In the first half of the 20th century, scientific journals started filtering submissions through critical assessment by independent colleagues. This peer-review system (Baldwin, 2018) has essentially survived into modern days, in some fields supplemented by electronic preprint servers,113,,114 which release manuscripts prior to full submission, usually to enquire constructive upfront feedback from colleagues in the community, and to establish precedence of the work. While the system of scientific publishing has proven to function for the most part, it is, at least at times, still prone to poor quality and even nepotism, for example, due to paucity of highly qualified referees caused by poor incentivization, the once-off nature and anonymity of reviewer involvement, substandard publishing houses, and the practical absence of rewards and penalties for poor judgment on project impact.

Blockchain technologies could also provide fair models for access to scientific data. In its current state, large portions of the scientific record are siloed in private enterprise or only available through pricy subscription models, including important metrics such as citation numbers.

It is evident that the collateral-backed reputation systems like token economies and prediction markets coordinated by blockchain’s decentralized and transparent peer-to-peer network would be well-suited to boost leverage of crowd intelligence, thus enhancing quality, credibility, reproducibility, and impact of findings, and, importantly, their broad-scale adoption in the community.

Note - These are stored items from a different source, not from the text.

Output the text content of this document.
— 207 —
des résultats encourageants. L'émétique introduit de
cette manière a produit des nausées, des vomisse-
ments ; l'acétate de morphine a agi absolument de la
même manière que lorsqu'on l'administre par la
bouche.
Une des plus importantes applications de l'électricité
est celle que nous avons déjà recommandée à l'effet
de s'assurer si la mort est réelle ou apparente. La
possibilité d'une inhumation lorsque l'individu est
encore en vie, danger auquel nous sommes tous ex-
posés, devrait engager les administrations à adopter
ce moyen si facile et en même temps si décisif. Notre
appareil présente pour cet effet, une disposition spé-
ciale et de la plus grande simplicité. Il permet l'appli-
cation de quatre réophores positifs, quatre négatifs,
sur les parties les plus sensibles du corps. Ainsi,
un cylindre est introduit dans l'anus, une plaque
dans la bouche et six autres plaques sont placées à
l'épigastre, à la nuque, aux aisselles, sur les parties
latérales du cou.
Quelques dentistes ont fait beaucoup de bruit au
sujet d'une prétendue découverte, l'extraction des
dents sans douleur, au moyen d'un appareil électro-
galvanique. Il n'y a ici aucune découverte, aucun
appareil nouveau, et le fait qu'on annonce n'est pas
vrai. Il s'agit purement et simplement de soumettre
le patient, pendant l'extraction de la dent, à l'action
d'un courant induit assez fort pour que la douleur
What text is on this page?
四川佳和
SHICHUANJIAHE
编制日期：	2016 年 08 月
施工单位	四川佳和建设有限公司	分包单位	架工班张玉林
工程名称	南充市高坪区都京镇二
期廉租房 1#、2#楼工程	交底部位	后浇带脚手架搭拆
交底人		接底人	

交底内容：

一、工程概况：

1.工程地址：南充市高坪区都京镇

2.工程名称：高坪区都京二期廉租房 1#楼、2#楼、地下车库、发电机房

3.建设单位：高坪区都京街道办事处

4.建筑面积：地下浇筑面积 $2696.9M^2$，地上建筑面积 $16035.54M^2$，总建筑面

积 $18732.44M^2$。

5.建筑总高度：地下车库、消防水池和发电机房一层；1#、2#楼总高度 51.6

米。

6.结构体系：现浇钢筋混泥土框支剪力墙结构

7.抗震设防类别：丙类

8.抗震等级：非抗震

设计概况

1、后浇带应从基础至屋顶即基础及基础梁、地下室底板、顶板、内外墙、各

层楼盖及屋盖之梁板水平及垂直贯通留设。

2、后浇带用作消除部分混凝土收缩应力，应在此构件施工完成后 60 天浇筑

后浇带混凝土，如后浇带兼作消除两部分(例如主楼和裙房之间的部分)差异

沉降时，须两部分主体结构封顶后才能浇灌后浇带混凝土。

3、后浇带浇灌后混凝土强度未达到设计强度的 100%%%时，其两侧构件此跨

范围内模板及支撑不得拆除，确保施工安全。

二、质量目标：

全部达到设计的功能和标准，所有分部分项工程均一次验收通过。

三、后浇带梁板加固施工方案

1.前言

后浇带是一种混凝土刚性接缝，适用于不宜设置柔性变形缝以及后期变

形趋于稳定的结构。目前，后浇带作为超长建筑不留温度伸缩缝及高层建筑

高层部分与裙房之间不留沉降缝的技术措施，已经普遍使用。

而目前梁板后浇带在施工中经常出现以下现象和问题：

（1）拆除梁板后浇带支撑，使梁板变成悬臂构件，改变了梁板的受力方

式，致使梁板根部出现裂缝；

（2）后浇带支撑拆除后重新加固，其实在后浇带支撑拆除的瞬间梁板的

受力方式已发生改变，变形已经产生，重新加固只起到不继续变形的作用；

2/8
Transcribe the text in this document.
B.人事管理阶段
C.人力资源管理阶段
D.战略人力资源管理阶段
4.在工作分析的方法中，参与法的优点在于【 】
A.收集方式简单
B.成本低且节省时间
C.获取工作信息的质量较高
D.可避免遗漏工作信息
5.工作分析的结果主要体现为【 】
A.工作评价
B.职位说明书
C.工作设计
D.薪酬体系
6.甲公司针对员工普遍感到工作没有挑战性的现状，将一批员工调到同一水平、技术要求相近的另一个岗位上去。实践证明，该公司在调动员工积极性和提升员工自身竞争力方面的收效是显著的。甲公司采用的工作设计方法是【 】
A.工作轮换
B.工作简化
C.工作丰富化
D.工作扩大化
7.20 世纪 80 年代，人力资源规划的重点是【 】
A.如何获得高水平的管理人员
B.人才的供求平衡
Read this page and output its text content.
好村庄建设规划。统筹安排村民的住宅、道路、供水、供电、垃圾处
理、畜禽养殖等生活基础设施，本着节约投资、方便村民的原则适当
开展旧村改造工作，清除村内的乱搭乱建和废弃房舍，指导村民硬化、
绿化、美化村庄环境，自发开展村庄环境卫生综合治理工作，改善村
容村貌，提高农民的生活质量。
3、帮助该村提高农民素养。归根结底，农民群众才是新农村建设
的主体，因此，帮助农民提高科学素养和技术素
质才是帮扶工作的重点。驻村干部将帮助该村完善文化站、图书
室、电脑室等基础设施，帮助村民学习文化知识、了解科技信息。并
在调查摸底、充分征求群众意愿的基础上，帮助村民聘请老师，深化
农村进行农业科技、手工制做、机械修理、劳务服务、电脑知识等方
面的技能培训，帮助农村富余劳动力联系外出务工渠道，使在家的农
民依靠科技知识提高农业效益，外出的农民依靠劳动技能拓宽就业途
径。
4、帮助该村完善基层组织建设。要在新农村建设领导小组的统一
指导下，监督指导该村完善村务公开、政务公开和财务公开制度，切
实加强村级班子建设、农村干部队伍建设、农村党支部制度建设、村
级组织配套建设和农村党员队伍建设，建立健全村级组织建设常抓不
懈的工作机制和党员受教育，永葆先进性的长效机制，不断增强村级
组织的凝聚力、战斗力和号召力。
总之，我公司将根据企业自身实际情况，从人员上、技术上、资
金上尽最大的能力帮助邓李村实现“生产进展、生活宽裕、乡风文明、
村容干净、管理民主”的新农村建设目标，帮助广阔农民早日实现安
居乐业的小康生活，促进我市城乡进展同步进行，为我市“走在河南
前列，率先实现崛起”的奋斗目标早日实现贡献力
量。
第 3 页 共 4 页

These shortcomings affect publications as well as typical funding mechanisms implemented by public agencies, where blockchain-based staking of reputation and crypto assets could help formulate calls and support scientific progress, monitor administration, and exploitation.

However, note that the publishing based on blockchain technology and within its community, with exceptions (Rossum, 2017, Janowicz et al., 2018, Martin, 2018, van Rossum and Lawlor, 2018, Dhillon, 2019, Heaven, 2019, Leible et al., 2019, Mackey et al., 2019, Rafati Niya et al., 2019),98,107,110,,116,118 is so far dominated by unaudited white papers, non-systematically archived web pages, unfiltered news releases, and hardly traceable social media contributions which are commented on rather secluded Internet forums. This rather Bohemian publishing culture, and a stark clash of jargon, contrasts the traditional path for publishing in the scientific community, which involves vigorous peer review for affording credibility and quality and reputed publishers for assuring documentation that is stable on the long term.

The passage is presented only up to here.